It is not easy to plead a viable federal securities fraud claim, what with the requirements of the Private Securities Litigation Reform Act, the Supreme Court’s tightening of Rule 8 pleading standards, and the ever more muscular application of the particularity requirements of Rule 9(b). Now Judge Baer has further upped the ante in Elliott Associates LLC v. Porsche Automobil Holding SE, 10 Civ. 0532 (S.D.N.Y.) by dismissing Rule 10b-5 claims brought by US hedge funds on the ground that the claims do not arise from “domestic transactions,” as articulated by the Supreme Court in last term’s opinion in Morrison v. Australia National Bank (majority opinion here).
The Plaintiff hedge funds allleged they were defrauded by Porsche’s false public denials of its intent to acquire the stock of Volkswagen (VW). Porsche, according to the hedge funds, secretly accreted VW shares despite its public denials, and the price of VW shares skyrocketed when Porsche’s acquisition was revealed. The swaps operated as short sales, meaning their value dropped like a rock, and the hedge funds claimed losses of more than $2 billion.
In Morrison, the Supreme Court limited the application of section 10(b) to “transactions in securities listed on domestic exchanges, and domestic transactions in other securities.” Securities swap agreements are “privately negotiated contracts that are not traded on any exchanges.” Thus, the question for Judge Baer was whether the swaps were “domestic transactions?”
Porsche is a German company, as is non-party VW. But, Plaintiffs alleged that investment decisions were made by the US-based investment managers, that the swaps were confirmed in the US, and that their swap agreements contained US forum selection and choice of law clauses.

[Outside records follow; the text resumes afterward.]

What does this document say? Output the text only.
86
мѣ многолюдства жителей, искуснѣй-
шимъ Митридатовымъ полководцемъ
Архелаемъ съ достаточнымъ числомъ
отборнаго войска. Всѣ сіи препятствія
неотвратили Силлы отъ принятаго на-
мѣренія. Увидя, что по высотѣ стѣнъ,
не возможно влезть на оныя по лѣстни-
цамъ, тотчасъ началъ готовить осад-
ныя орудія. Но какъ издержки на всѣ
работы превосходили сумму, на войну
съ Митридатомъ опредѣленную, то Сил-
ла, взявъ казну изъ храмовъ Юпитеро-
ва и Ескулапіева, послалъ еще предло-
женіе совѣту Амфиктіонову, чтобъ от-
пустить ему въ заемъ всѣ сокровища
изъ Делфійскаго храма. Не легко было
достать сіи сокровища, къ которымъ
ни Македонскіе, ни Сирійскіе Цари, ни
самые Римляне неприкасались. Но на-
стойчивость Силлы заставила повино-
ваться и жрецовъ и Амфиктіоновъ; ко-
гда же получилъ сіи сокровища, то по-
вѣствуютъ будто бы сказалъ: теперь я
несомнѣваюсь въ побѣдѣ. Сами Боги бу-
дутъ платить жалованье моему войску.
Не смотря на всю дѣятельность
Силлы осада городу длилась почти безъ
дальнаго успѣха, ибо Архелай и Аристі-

Defendants argued that Morrison should bar a claim based on the swaps because Plaintiffs “effectively transacted on a foreign exchange when they took short positions through swaps referencing VW shares.”
Defendants have the better argument, according to Judge Baer, because the “economic reality” is that the swaps are “the functional equivalent of trading the underlying VW shares on a German exchange… [and] I am loathe to create a rule that would make foreign issuers with little relationship to the U.S. subject to suits here simply because a private party in this country entered into a derivatives contract that references the foreign issuer’s stock.”
Judge Baer also dismissed the pendent state law claims, giving some deference to a letter from the German Consulate in New York advising of ongoing investigations by German securities regulators into Porsche’s accumulation of VW shares. So maybe the hedge funds do have a real securities fraud gripe, but it’s not one that can be resolved in the federal courthouse.